As he spoke, negotiators continued wrangling over the meeting’s final text, which is expected to include a plan for wealthy nations to deliver up to $US1.3 trillion ($2 trillion) in climate funding to developing nations to decarbonise their economies and cope with climate change.
Bowen said Australia supported the effort not only because of the potential household and economic benefits of the transition from fossil fuels but also to help protect the region from the catastrophic consequences of unchecked warming.
“That’s why we are bidding to co-host COP31 in partnership with our Pacific family, and grateful for the strong support we’ve had for our bid so far,” he said.
‘Maybe they’ve been emboldened by Trump’s victory, but they are acting with abandon here.’
Alden Meyer, senior associate with E3G.
But as expected, Bowen did not announce what emissions reduction targets Australia would pursue for 2035. By convention, these targets would be announced to the world by February next year, but Prime Minister Anthony Albanese has signalled that the government may not reveal them before the next federal election.
“Next year, when we bring forward our next NDCs [nationally determined contributions], we must all strengthen efforts and deliver our highest possible ambition,” Bowen said in his address. He said Australia would become the world’s sixth-largest contributor to the UN’s Fund for Responding to Loss and Damage with a $50 million contribution.
Other nations, such as the United Kingdom and Brazil, announced their targets as part of a push to invigorate the negotiations.

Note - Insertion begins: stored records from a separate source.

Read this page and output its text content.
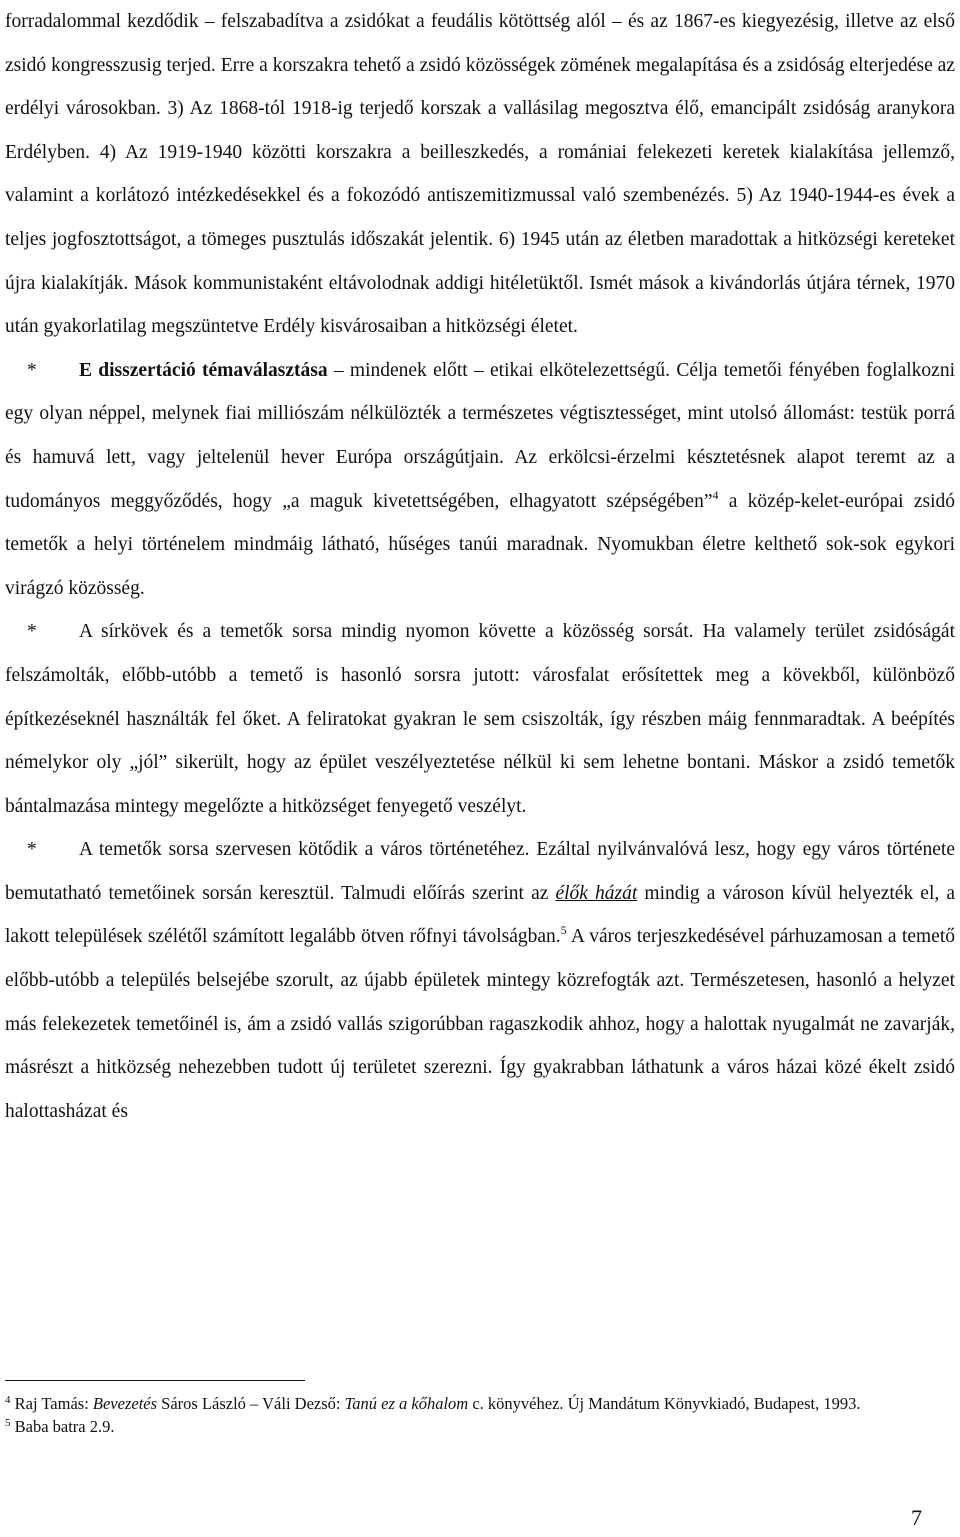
forradalommal kezdődik – felszabadítva a zsidókat a feudális kötöttség alól – és az 1867-es kiegyezésig, illetve az első zsidó kongresszusig terjed. Erre a korszakra tehető a zsidó közösségek zömének megalapítása és a zsidóság elterjedése az erdélyi városokban. 3) Az 1868-tól 1918-ig terjedő korszak a vallásilag megosztva élő, emancipált zsidóság aranykora Erdélyben. 4) Az 1919-1940 közötti korszakra a beilleszkedés, a romániai felekezeti keretek kialakítása jellemző, valamint a korlátozó intézkedésekkel és a fokozódó antiszemitizmussal való szembenézés. 5) Az 1940-1944-es évek a teljes jogfosztottságot, a tömeges pusztulás időszakát jelentik. 6) 1945 után az életben maradottak a hitközségi kereteket újra kialakítják. Mások kommunistaként eltávolodnak addigi hitéletüktől. Ismét mások a kivándorlás útjára térnek, 1970 után gyakorlatilag megszüntetve Erdély kisvárosaiban a hitközségi életet.

* E disszertáció témaválasztása – mindenek előtt – etikai elkötelezettségű. Célja temetői fényében foglalkozni egy olyan néppel, melynek fiai milliószám nélkülözték a természetes végtisztességet, mint utolsó állomást: testük porrá és hamuvá lett, vagy jeltelenül hever Európa országútjain. Az erkölcsi-érzelmi késztetésnek alapot teremt az a tudományos meggyőződés, hogy „a maguk kivetettségében, elhagyatott szépségében”$^4$ a közép-kelet-európai zsidó temetők a helyi történelem mindmáig látható, hűséges tanúi maradnak. Nyomukban életre kelthető sok-sok egykori virágzó közösség.

* A sírkövek és a temetők sorsa mindig nyomon követte a közösség sorsát. Ha valamely terület zsidóságát felszámolták, előbb-utóbb a temető is hasonló sorsra jutott: városfalat erősítettek meg a kövekből, különböző építkezéseknél használták fel őket. A feliratokat gyakran le sem csiszolták, így részben máig fennmaradtak. A beépítés némelykor oly „jól” sikerült, hogy az épület veszélyeztetése nélkül ki sem lehetne bontani. Máskor a zsidó temetők bántalmazása mintegy megelőzte a hitközséget fenyegető veszélyt.

* A temetők sorsa szervesen kötődik a város történetéhez. Ezáltal nyilvánvalóvá lesz, hogy egy város története bemutatható temetőinek sorsán keresztül. Talmudi előírás szerint az élők házát mindig a városon kívül helyezték el, a lakott települések szélétől számított legalább ötven rőfnyi távolságban.$^5$ A város terjeszkedésével párhuzamosan a temető előbb-utóbb a település belsejébe szorult, az újabb épületek mintegy közrefogták azt. Természetesen, hasonló a helyzet más felekezetek temetőinél is, ám a zsidó vallás szigorúbban ragaszkodik ahhoz, hogy a halottak nyugalmát ne zavarják, másrészt a hitközség nehezebben tudott új területet szerezni. Így gyakrabban láthatunk a város házai közé ékelt zsidó halottasházat és

$^4$ Raj Tamás: Bevezetés Sáros László – Váli Dezső: Tanú ez a kőhalom c. könyvéhez. Új Mandátum Könyvkiadó, Budapest, 1993.

$^5$ Baba batra 2.9.

7
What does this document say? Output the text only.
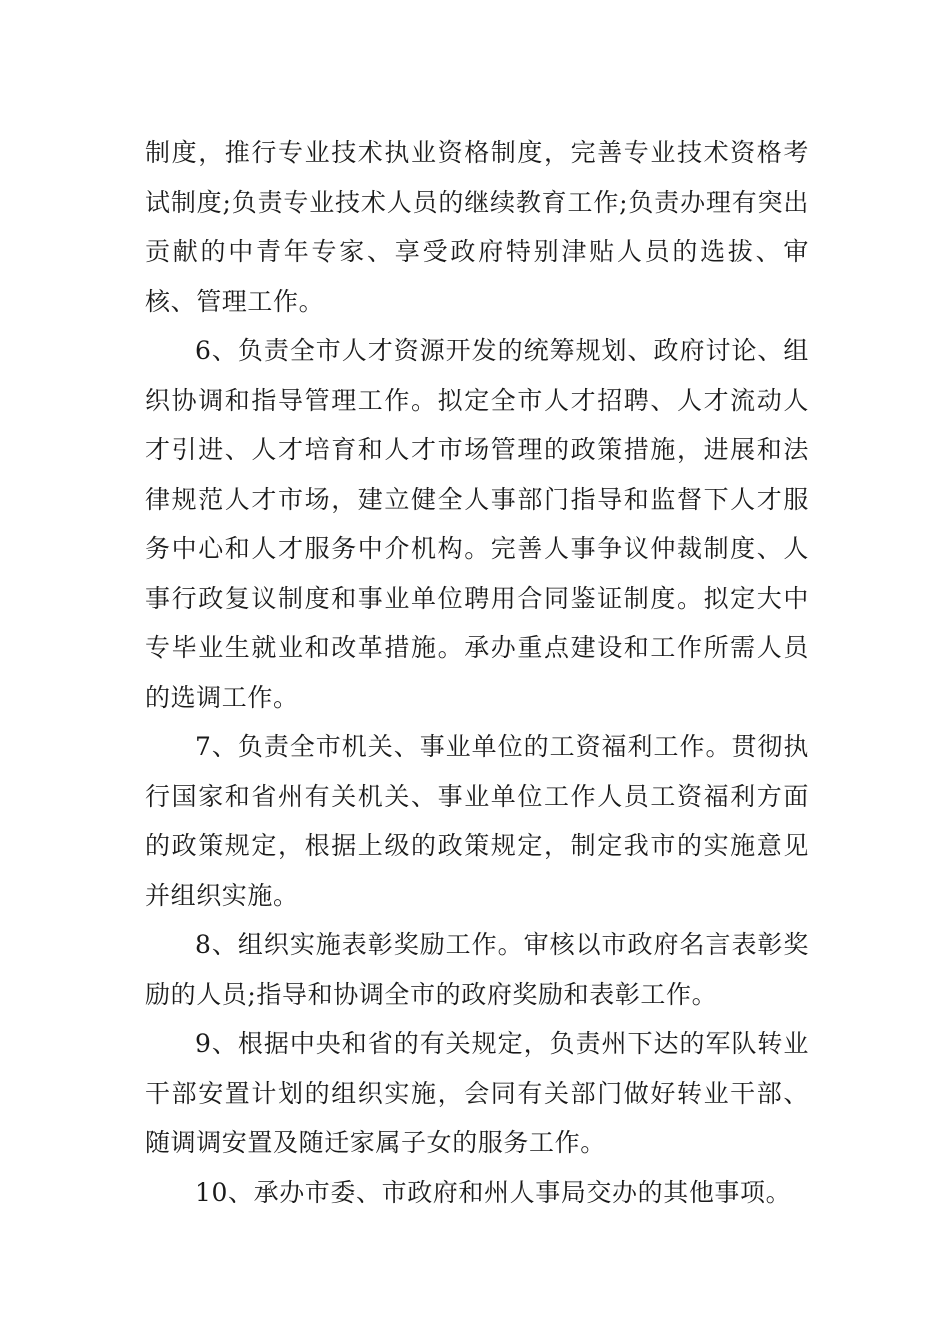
制度，推行专业技术执业资格制度，完善专业技术资格考试制度;负责专业技术人员的继续教育工作;负责办理有突出贡献的中青年专家、享受政府特别津贴人员的选拔、审核、管理工作。

6、负责全市人才资源开发的统筹规划、政府讨论、组织协调和指导管理工作。拟定全市人才招聘、人才流动人才引进、人才培育和人才市场管理的政策措施，进展和法律规范人才市场，建立健全人事部门指导和监督下人才服务中心和人才服务中介机构。完善人事争议仲裁制度、人事行政复议制度和事业单位聘用合同鉴证制度。拟定大中专毕业生就业和改革措施。承办重点建设和工作所需人员的选调工作。

7、负责全市机关、事业单位的工资福利工作。贯彻执行国家和省州有关机关、事业单位工作人员工资福利方面的政策规定，根据上级的政策规定，制定我市的实施意见并组织实施。

8、组织实施表彰奖励工作。审核以市政府名言表彰奖励的人员;指导和协调全市的政府奖励和表彰工作。

9、根据中央和省的有关规定，负责州下达的军队转业干部安置计划的组织实施，会同有关部门做好转业干部、随调调安置及随迁家属子女的服务工作。

10、承办市委、市政府和州人事局交办的其他事项。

Bowen also signed a side agreement with his British counterpart, Ed Miliband, to increase Australia’s and the UK’s co-operation on renewable energy and hydrogen.
The Azerbaijan talks have been overshadowed by Donald Trump’s election victory, which is expected to cause the United States to pull out of the Paris accord when he takes office, and a staged walkout by negotiators from Argentina, which is being read as a tribute to Trump by that nation’s far-right president, Javier Milei.
Inside the talks, Saudi Arabia, the world’s largest oil exporter, is being accused of seeking to undo the agreement forged at last year’s COP that the world should transition away from fossil fuels.
“Maybe they’ve been emboldened by Trump’s victory, but they are acting with abandon here,” Alden Meyer, a senior associate with London-based climate research organisation E3G, who is at the talks in Azerbaijan, told The New York Times. “They’re just being a wrecking ball.”